To see the contents and appearance of a typical study listing, click on any listed study at the: Study Search Page.
Sample Linkage File
(if bio-samples are submitted for storage at the NIDDK central bio-repositories)
- The linkage file should be delivered at the time of study data delivery for completed studies, or at the initial communication between the Central Repository and the DCC for ongoing studies.
- Provide a sample linkage file that uniquely maps each sample ID to the corresponding Subject ID. For studies where samples are collected longitudinally over several timepoints, the linkage file should uniquely map each sample ID to a corresponding Subject ID and timepoint. From this point on, we'll refer to timepoint as a "study visit".
- Study visits should be represented by unique visit codes. A visit code is a label that identifies the study visit during which the sample was collected. Sample collection date is not a substitute for visit code.
- Example: Suppose Study "A" collected longitudinal serums from participants at baseline, week 6, and month 6. Then, a portion of the sample linkage file might look like:
|Sample ID||Subject ID||Visit Code|
The sample linkage file should include a simple table showing the description for each visit code. The visit code description table for the previous example might look like:
|BV||Baseline Visit (enrollment)|
|FV01||Follow-up Visit #1 (week 6)|
|FV02||Follow-up Visit #2 (month 6)|
Image Linkage File
(if image data was collected for storage in the data repository)
- Provide a sample linkage file that maps each Image ID to the corresponding Subject ID and visit code. The file provided should conform to the structure discussed above but refers to Image ID rather than Sample ID.
- A standard image format such as jpg is preferred but we will accept any format that was used as part of the study.

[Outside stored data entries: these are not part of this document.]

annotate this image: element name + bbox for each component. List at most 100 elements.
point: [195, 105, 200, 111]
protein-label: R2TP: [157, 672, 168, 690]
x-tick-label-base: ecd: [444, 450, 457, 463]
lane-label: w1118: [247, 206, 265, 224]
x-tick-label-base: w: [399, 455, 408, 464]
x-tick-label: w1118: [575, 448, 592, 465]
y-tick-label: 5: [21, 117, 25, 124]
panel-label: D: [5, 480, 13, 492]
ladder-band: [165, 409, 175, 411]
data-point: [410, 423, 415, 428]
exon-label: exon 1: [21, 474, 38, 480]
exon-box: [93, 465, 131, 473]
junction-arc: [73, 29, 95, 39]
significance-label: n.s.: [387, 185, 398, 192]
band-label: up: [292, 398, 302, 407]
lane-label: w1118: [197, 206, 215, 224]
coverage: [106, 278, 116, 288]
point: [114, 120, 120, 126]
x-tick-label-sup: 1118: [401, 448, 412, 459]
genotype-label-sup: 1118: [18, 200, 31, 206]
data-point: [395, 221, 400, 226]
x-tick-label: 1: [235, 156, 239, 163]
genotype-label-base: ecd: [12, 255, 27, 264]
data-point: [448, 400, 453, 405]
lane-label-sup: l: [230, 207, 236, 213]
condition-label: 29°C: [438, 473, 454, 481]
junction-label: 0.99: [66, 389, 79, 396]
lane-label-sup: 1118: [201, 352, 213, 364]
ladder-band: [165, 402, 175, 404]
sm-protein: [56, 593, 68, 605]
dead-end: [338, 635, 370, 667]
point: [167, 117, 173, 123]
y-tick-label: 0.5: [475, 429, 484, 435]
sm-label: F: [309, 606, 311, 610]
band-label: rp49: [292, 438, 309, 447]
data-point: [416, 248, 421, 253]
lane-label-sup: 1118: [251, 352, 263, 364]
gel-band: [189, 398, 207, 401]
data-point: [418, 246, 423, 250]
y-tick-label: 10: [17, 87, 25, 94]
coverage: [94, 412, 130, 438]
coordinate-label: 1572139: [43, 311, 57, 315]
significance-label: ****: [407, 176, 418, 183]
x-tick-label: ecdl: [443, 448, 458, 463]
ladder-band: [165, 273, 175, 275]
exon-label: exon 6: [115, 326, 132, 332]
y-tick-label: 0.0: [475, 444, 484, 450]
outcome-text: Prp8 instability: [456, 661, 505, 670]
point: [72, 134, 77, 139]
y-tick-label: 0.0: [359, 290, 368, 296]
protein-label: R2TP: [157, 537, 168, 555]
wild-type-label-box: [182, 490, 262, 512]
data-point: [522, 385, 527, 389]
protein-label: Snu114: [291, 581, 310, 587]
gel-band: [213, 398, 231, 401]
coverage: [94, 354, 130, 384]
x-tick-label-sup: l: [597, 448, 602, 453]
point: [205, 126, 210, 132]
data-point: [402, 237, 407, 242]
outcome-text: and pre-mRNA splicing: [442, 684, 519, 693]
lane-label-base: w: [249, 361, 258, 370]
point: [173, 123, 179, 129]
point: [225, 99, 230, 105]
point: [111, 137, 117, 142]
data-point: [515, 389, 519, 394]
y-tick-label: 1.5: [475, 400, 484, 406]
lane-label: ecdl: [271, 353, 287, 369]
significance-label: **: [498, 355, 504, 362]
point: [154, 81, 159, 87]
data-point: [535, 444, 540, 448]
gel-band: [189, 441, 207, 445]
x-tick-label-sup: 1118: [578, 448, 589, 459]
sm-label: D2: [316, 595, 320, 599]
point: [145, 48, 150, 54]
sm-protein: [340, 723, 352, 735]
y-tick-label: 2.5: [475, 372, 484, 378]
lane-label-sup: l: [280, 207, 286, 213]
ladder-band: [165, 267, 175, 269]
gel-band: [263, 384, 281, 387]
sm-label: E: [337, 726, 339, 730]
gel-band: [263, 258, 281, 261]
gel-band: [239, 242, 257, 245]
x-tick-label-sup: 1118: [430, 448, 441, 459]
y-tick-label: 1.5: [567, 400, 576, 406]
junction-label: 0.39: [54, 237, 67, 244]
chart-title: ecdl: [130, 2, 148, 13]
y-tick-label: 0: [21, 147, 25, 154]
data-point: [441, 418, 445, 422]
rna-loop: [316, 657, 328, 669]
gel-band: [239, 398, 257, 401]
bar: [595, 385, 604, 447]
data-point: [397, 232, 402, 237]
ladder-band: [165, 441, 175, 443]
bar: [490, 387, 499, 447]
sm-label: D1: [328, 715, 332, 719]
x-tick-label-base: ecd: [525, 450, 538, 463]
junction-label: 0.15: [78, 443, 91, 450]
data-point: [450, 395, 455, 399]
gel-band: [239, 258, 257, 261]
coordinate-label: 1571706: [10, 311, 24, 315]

Attachment A: Remove Identifiers from Data Prior to Submission
The following direct identifiers of study individuals or of relatives, employers, or household members of
the individuals must be removed from all items, including data, images, and documentation before
submitting to the Central Repository. If you require assistance with this process, contact
- Postal address information, other than town or city, State, and zip code
- Telephone numbers
- Fax numbers
- Electronic mail addresses
- Social security numbers
- Medical record numbers
- Health plan beneficiary numbers
- Account numbers
- Certificate/license numbers
- Vehicle identifiers and serial numbers, including license plate numbers
- Device identifiers and serial numbers
- Web Universal Resource Locators (URLs)
- Internet Protocol (IP) address numbers
- Biometric identifiers, including finger and voice prints; and
- Full face photographic images and any comparable images.